In the post-Blackfish era, SeaWorld (NYSE:SEAS) has come to recognize that the bad PR around its treatment of its star performers -- the orcas -- outweighed their value in luring crowds to its parks. The company is phasing out those famous killer whale shows, and the last of them will happen this year. The problem is, SeaWorld hasn't yet found a compelling replacement draw.
In this segment from MarketFoolery, host Chris Hill and analyst Emily Flippen discuss the company's outlook, as well as its latest quarterly report, which showed some promising trends. Revenue was up by more than predicted, and attendance growth is rising. But SeaWorld's cutting ticket prices to lure those visitors in, and it posted a loss on the bottom line. What will it take to rebuild this brand?
To catch full episodes of all The Motley Fool's free podcasts, check out our podcast center. A full transcript follows the video.
This video was recorded on May 7, 2019.
Chris Hill: Let's move on to SeaWorld Entertainment. Mixed first-quarter results. They posted a loss. Overall sales, though, were higher than expected, and they've strung together a few quarters here of growing attendance at their theme parks.
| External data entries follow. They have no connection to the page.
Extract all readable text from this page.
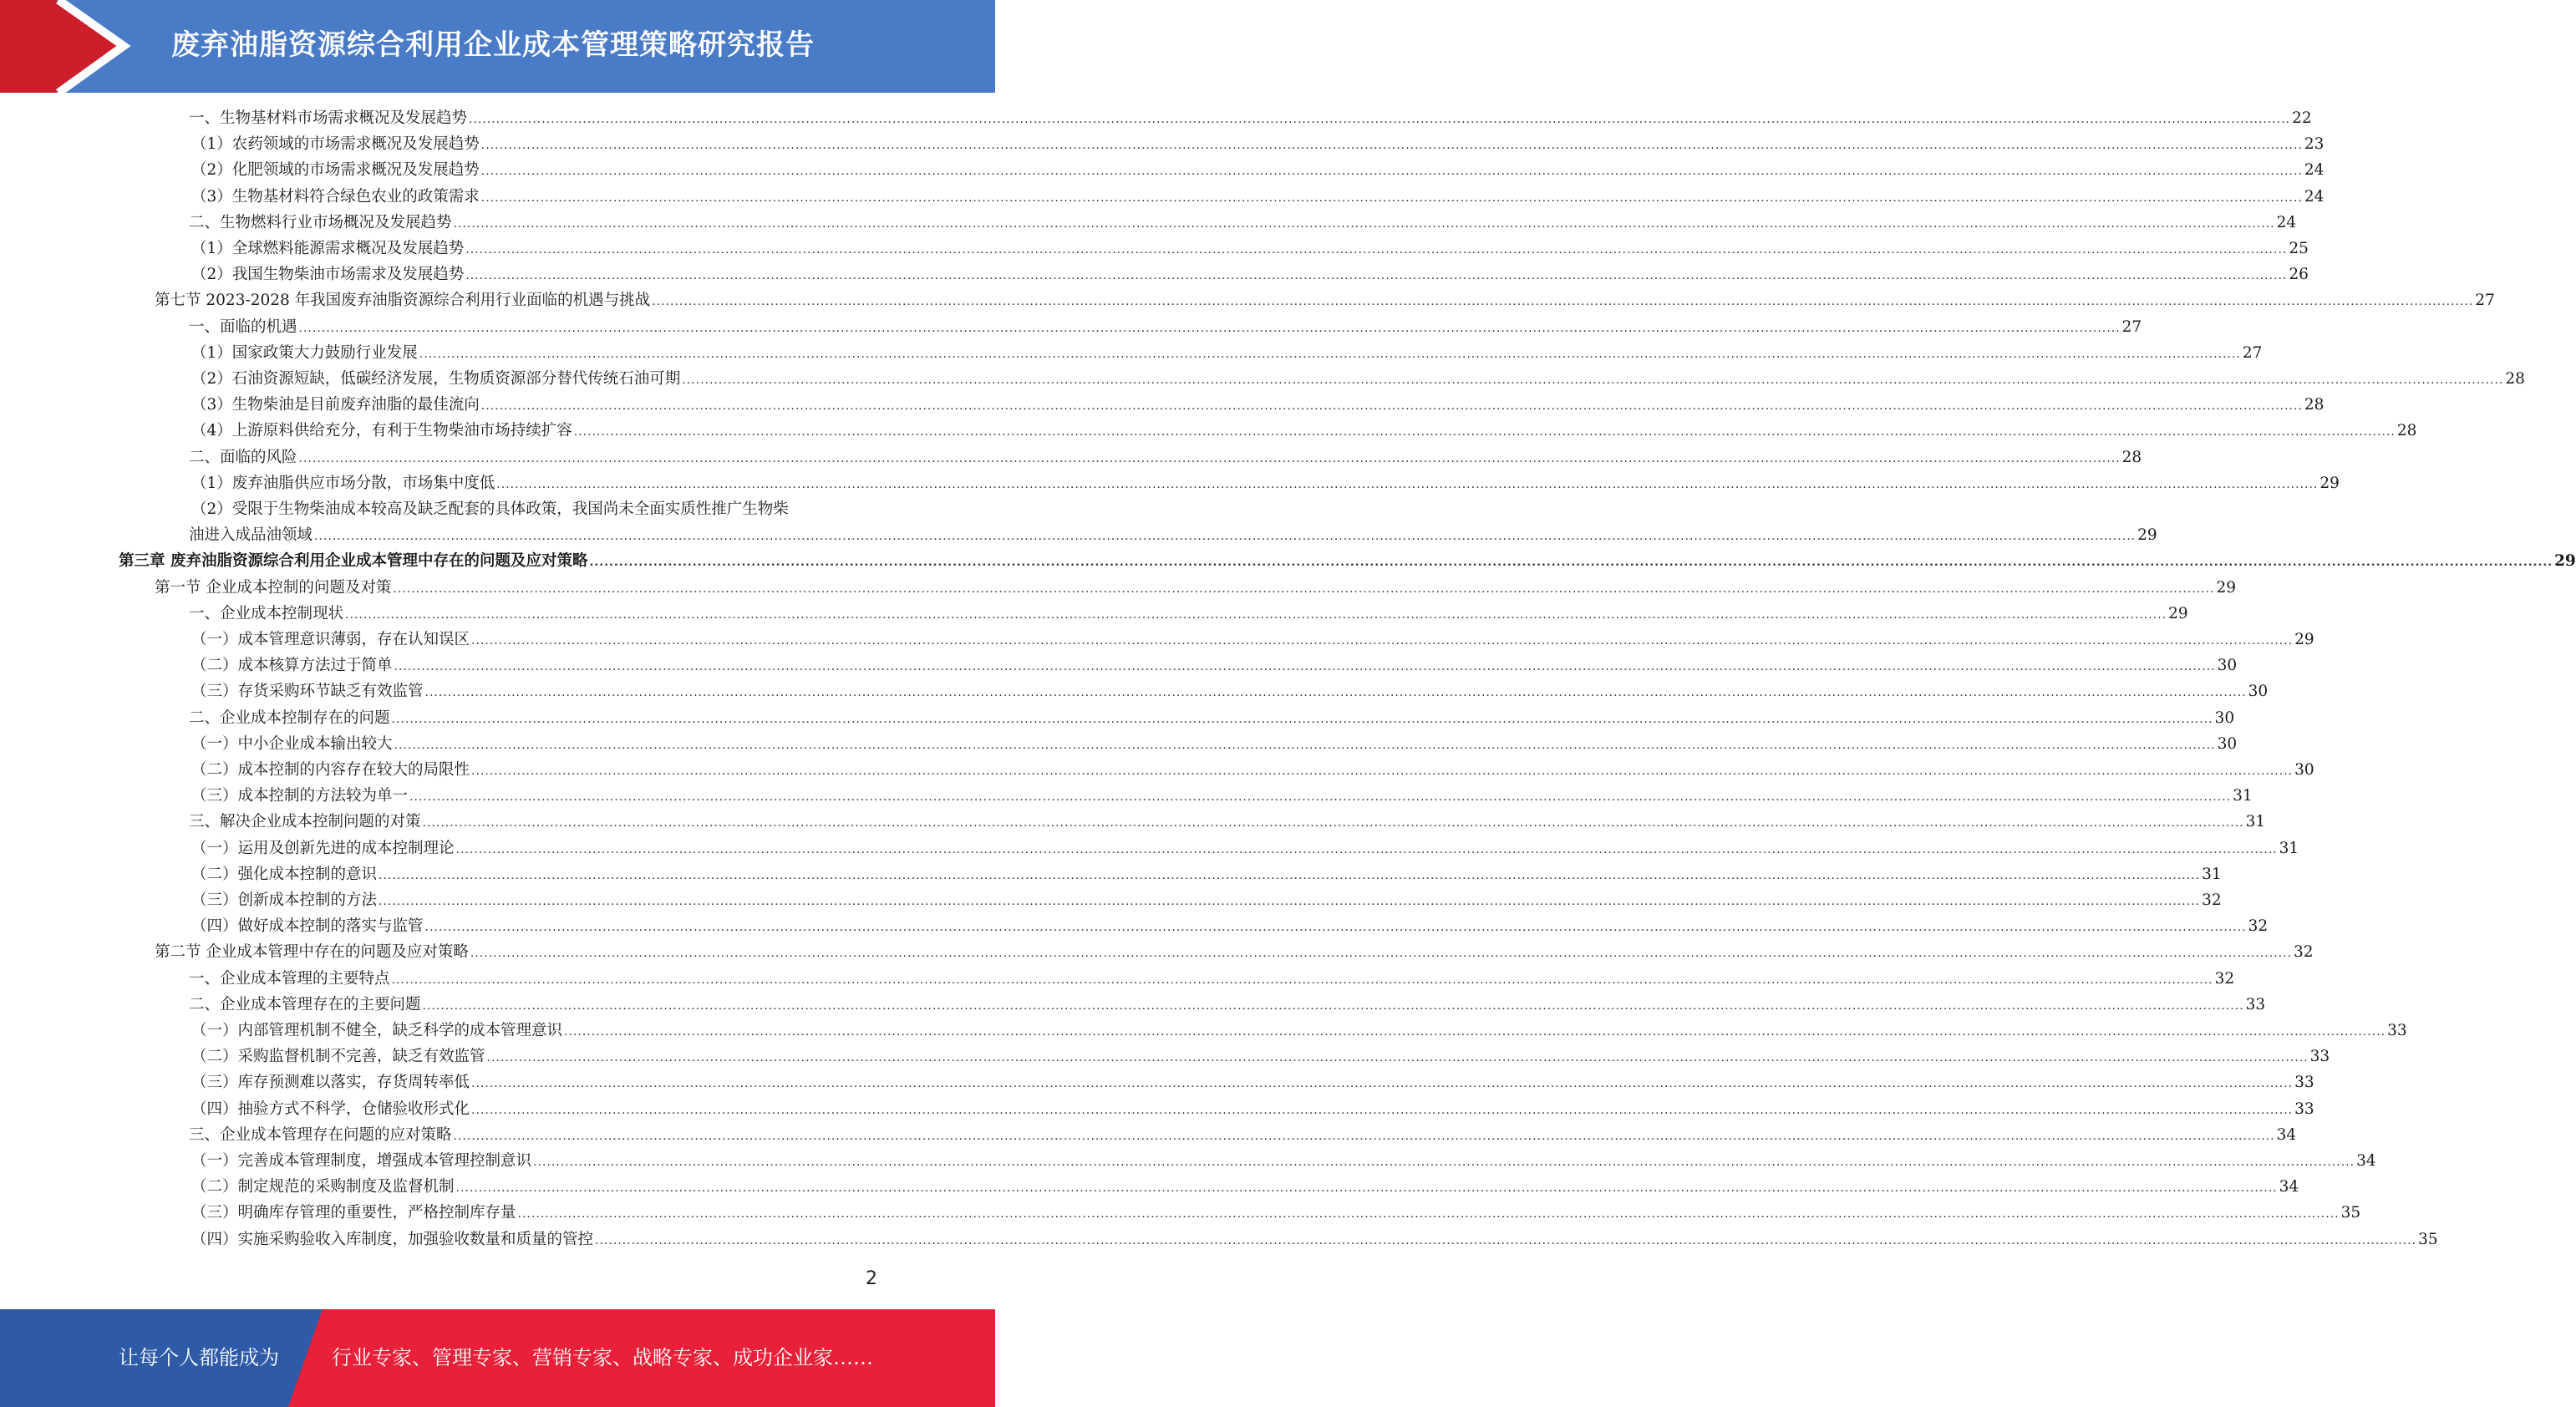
废弃油脂资源综合利用企业成本管理策略研究报告
一、生物基材料市场需求概况及发展趋势 ................................................................................................................................................................................................................................................................................................................................................................................................................ 22
（1）农药领域的市场需求概况及发展趋势 ................................................................................................................................................................................................................................................................................................................................................................................................................ 23
（2）化肥领域的市场需求概况及发展趋势 ................................................................................................................................................................................................................................................................................................................................................................................................................ 24
（3）生物基材料符合绿色农业的政策需求 ................................................................................................................................................................................................................................................................................................................................................................................................................ 24
二、生物燃料行业市场概况及发展趋势 ................................................................................................................................................................................................................................................................................................................................................................................................................ 24
（1）全球燃料能源需求概况及发展趋势 ................................................................................................................................................................................................................................................................................................................................................................................................................ 25
（2）我国生物柴油市场需求及发展趋势 ................................................................................................................................................................................................................................................................................................................................................................................................................ 26
第七节 2023-2028 年我国废弃油脂资源综合利用行业面临的机遇与挑战 ................................................................................................................................................................................................................................................................................................................................................................................................................ 27
一、面临的机遇 ................................................................................................................................................................................................................................................................................................................................................................................................................ 27
（1）国家政策大力鼓励行业发展 ................................................................................................................................................................................................................................................................................................................................................................................................................ 27
（2）石油资源短缺，低碳经济发展，生物质资源部分替代传统石油可期 ................................................................................................................................................................................................................................................................................................................................................................................................................ 28
（3）生物柴油是目前废弃油脂的最佳流向 ................................................................................................................................................................................................................................................................................................................................................................................................................ 28
（4）上游原料供给充分，有利于生物柴油市场持续扩容 ................................................................................................................................................................................................................................................................................................................................................................................................................ 28
二、面临的风险 ................................................................................................................................................................................................................................................................................................................................................................................................................ 28
（1）废弃油脂供应市场分散，市场集中度低 ................................................................................................................................................................................................................................................................................................................................................................................................................ 29
（2）受限于生物柴油成本较高及缺乏配套的具体政策，我国尚未全面实质性推广生物柴
油进入成品油领域 ................................................................................................................................................................................................................................................................................................................................................................................................................ 29
第三章 废弃油脂资源综合利用企业成本管理中存在的问题及应对策略 ................................................................................................................................................................................................................................................................................................................................................................................................................ 29
第一节 企业成本控制的问题及对策 ................................................................................................................................................................................................................................................................................................................................................................................................................ 29
一、企业成本控制现状 ................................................................................................................................................................................................................................................................................................................................................................................................................ 29
（一）成本管理意识薄弱，存在认知误区 ................................................................................................................................................................................................................................................................................................................................................................................................................ 29
（二）成本核算方法过于简单 ................................................................................................................................................................................................................................................................................................................................................................................................................ 30
（三）存货采购环节缺乏有效监管 ................................................................................................................................................................................................................................................................................................................................................................................................................ 30
二、企业成本控制存在的问题 ................................................................................................................................................................................................................................................................................................................................................................................................................ 30
（一）中小企业成本输出较大 ................................................................................................................................................................................................................................................................................................................................................................................................................ 30
（二）成本控制的内容存在较大的局限性 ................................................................................................................................................................................................................................................................................................................................................................................................................ 30
（三）成本控制的方法较为单一 ................................................................................................................................................................................................................................................................................................................................................................................................................ 31
三、解决企业成本控制问题的对策 ................................................................................................................................................................................................................................................................................................................................................................................................................ 31
（一）运用及创新先进的成本控制理论 ................................................................................................................................................................................................................................................................................................................................................................................................................ 31
（二）强化成本控制的意识 ................................................................................................................................................................................................................................................................................................................................................................................................................ 31
（三）创新成本控制的方法 ................................................................................................................................................................................................................................................................................................................................................................................................................ 32
（四）做好成本控制的落实与监管 ................................................................................................................................................................................................................................................................................................................................................................................................................ 32
第二节 企业成本管理中存在的问题及应对策略 ................................................................................................................................................................................................................................................................................................................................................................................................................ 32
一、企业成本管理的主要特点 ................................................................................................................................................................................................................................................................................................................................................................................................................ 32
二、企业成本管理存在的主要问题 ................................................................................................................................................................................................................................................................................................................................................................................................................ 33
（一）内部管理机制不健全，缺乏科学的成本管理意识 ................................................................................................................................................................................................................................................................................................................................................................................................................ 33
（二）采购监督机制不完善，缺乏有效监管 ................................................................................................................................................................................................................................................................................................................................................................................................................ 33
（三）库存预测难以落实，存货周转率低 ................................................................................................................................................................................................................................................................................................................................................................................................................ 33
（四）抽验方式不科学，仓储验收形式化 ................................................................................................................................................................................................................................................................................................................................................................................................................ 33
三、企业成本管理存在问题的应对策略 ................................................................................................................................................................................................................................................................................................................................................................................................................ 34
（一）完善成本管理制度，增强成本管理控制意识 ................................................................................................................................................................................................................................................................................................................................................................................................................ 34
（二）制定规范的采购制度及监督机制 ................................................................................................................................................................................................................................................................................................................................................................................................................ 34
（三）明确库存管理的重要性，严格控制库存量 ................................................................................................................................................................................................................................................................................................................................................................................................................ 35
（四）实施采购验收入库制度，加强验收数量和质量的管控 ................................................................................................................................................................................................................................................................................................................................................................................................................ 35
2
让每个人都能成为	行业专家、管理专家、营销专家、战略专家、成功企业家……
Emily Flippen: That's what they want you to focus on. They want you to focus on the 3.6% attendance growth and think, "Wow, people are still going to SeaWorld! It's not completely irrelevant!" You'll notice that revenue is only up 1.6%. While traffic was increased about 3.6%, admission cost per ticket decreased 4.3%. What that tells me is that they're having to decrease their ticket prices faster in order to attract that audience, but that audience is not growing as fast as their ticket prices are decreasing. So even though they're doing all these cost-cutting initiatives, which are saving them on the bottom line a little bit, it's still an unprofitable company, and I still wonder about how low those ticket prices have to go in order to get that audience back up to the point where they're able to be profitable. All in all, it rubbed me the wrong way.
They're investing a lot into trying to rebuild that brand. And it's costing them a lot. Capex increased 5%. That's more than their customer growth increase. I just don't see how what they're doing right now is sustainable, unless there really is some complete brand rehaul and something is making you go, "I need to go to SeaWorld right now!" There's really nothing doing that.
Hill: Yeah, it really is hard to see how this company sustains growth. I was surprised to see -- and I was surprised at myself, because I thought, "How have I missed this before?" I notice whenever a restaurant company comes out with some limited-time offer. Applebee's has done a good job with this with drink specials. They've methodically grown their sales by saying, "Hey, for this month, we've got $1 Long Island iced teas," that sort of thing. SeaWorld, giving out free beer to boost attendance in the month of June. This is a promotion that they've done in the past, it was one of the things they talked about on the conference call. I just thought to myself, "How have I missed that they're giving out free beer to try and get people into the parks?"
Flippen: Maybe they should try Long Island iced teas, right? Maybe that's the next step for them. I don't think the beer's working as well as they expected it to.